This little booklet has come in handy many times.
Seeing the two pages above on the embassies might bring back pictures of broken glass embedded in cement at the top of the compounds' walls.
Just beyond the railroad tracks, the Nanking (Nanjing) West Road's circle of restaurants was a great attraction. Eating there was another story.
|Photo courtesy of Taipics.com|
Here's an updated picture of the circle restaurants. It's been replaced by a modern edifice. Think of all of the odors this area once produced.
The zoo was practically across from USTDC.
The China House is long gone, but look at the spire in the area back of the building.
The Toy House museum still stands and is a big tourist destination. It obviously was there in 1969, but nobody I knew ever mentioned it. Then again, I probably wasn't listening.

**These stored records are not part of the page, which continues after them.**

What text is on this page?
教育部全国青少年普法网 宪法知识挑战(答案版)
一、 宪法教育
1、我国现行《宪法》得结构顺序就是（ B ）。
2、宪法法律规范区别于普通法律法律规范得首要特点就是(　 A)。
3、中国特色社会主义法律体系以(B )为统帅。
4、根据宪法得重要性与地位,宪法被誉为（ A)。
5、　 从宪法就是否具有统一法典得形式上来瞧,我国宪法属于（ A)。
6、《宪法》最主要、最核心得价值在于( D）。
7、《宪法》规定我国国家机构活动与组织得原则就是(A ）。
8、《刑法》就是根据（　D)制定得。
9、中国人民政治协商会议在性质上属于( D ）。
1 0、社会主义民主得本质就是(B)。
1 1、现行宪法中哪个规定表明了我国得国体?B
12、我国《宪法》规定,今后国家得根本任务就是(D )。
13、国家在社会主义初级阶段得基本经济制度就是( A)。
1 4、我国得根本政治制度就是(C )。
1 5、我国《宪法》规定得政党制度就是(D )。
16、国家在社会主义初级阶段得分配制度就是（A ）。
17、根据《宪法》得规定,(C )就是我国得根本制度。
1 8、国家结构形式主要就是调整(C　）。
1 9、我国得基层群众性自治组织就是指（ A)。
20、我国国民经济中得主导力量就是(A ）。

The Republic of China made a rock and roll band abide by a dress code! Fortunately a few inches of hair was no stumbling block to greatness. They proceeded into oblivion.
Now appearing---Dynamic Five!
It was this First Theater referred to in the article.
|Photo courtesy of Gary Roske|
The focus of this picture for me is the red phone booth. There was one near the entrance to the East Compound and it cost $1 NT to ring up Taipei Military in the downtown Sugar Building.
My friend pointed out to me these signs on the floor of a movie theater lobby indicating that no spitting was allowed.